Nur keinen Staub aufwirbeln, bist doch ein kluger Junge, willst doch noch Karriere machen, lass die mal machen …

Nur dass er es nicht abhaken wollte. Oder konnte.

***

„Und dann hat er sich von so einem popligen Wohnungseinbruch einschüchtern lassen? Glaub ich nicht.“

Ja, wie wirkte der alte Mann wirklich, als er bei L. und seiner Mascha auftauchte und regelrecht durch den Wind war? Eingeschüchtert? Verängstigt? Eigentlich doch nicht. Eher wie einer, der eben noch einmal ein bisschen Lust zum Leben gefunden hatte, weil er in diesem seltsamen L. vielleicht sich selber entdeckte, wie er mal war vor vielen Jahren, neugierig, unermüdlich, naiv wie eine Mohrrübe?

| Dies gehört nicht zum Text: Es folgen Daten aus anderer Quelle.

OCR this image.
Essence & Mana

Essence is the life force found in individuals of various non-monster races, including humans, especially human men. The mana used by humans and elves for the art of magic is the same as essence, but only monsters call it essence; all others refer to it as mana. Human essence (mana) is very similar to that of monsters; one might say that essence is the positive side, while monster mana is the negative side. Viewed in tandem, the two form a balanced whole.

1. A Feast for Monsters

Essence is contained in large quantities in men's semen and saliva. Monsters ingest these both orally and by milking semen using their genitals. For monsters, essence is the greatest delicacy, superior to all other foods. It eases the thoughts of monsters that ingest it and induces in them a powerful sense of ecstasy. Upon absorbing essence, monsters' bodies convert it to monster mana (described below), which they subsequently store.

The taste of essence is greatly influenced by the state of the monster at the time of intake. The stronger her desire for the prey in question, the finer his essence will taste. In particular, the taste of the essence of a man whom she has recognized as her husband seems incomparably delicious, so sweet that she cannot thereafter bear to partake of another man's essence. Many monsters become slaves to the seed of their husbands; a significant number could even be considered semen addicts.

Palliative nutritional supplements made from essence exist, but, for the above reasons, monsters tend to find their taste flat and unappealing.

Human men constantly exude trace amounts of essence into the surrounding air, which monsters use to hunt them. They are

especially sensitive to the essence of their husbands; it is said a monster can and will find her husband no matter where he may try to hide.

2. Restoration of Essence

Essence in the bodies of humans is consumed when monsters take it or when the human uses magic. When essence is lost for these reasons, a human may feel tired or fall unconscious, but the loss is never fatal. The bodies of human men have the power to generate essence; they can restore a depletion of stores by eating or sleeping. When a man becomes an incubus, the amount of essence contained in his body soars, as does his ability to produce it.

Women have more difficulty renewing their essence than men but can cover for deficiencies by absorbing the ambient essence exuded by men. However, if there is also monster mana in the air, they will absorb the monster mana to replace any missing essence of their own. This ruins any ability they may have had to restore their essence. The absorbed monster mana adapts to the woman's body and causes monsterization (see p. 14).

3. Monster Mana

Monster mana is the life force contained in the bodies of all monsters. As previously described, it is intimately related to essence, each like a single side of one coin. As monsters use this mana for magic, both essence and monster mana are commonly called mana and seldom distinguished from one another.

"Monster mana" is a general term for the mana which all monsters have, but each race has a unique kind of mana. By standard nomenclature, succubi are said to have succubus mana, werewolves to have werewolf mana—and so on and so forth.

Auch dann nicht zu entmutigen, wenn die Verdächtigen sich wegduckten, alles abstritten, sogar öffentlich. Da hätten doch ein paar handfeste Grundstücksakten und Verkaufsurkunden geholfen, einige vielleicht mit dem Namen August Miller drauf, die in dubiose Hände geraten, seit der Mann zerfleischt im Löwenkäfig lag …

Hätte, könnte …

Eher wirkte er wie einer, der mit der neuen Enttäuschung nicht zurechtkam und eigentlich schon wusste, dass die Feigheit längst alles durchdrungen hatte in diesem Städtchen. Seine Kollegen, wenn er sie denn so nennen mochte, hatten sich nicht wirklich Mühe gegeben, ihre Spuren zu beseitigen. Auch wenn das mit der leeren Teetasse nur dilettantisch aussah. Vielleicht wollten Sie ihm wirklich nur klarmachen: „Lass die Finger davon. Wir stehen nicht auf deiner Seite.“

Aber entziffert hatte er das wohl für sich etwas anders.

„Aber wie?“

„Es kam ihm wohl irgendwie sehr vertraut vor.“

„Jetzt sag nicht, dass sich die Zeiten wiederholen …“

„Sag ich ja gar nicht. Ich sag nur, dass sich die Menschen nicht ändern.“

„Sie lernen dazu …“

„Sie lernen nichts dazu. Wollen sie gar nicht. Sie wollen nur ihr kleines, geschenktes Leben leben.“

„Ach Gottchen, da hat er euch den ganzen Abend die Taschentücher vollgeheult?“

„Hat er nicht. Er wollte nur, dass ich das weiß …“

„ … was du für einen Bock geschossen hast …“

„Vielleicht. Aber du weißt es ja selbst.“

„Was weiß ich?“ War da ein Knurren in der Stimme von Kollege Stachelschwein?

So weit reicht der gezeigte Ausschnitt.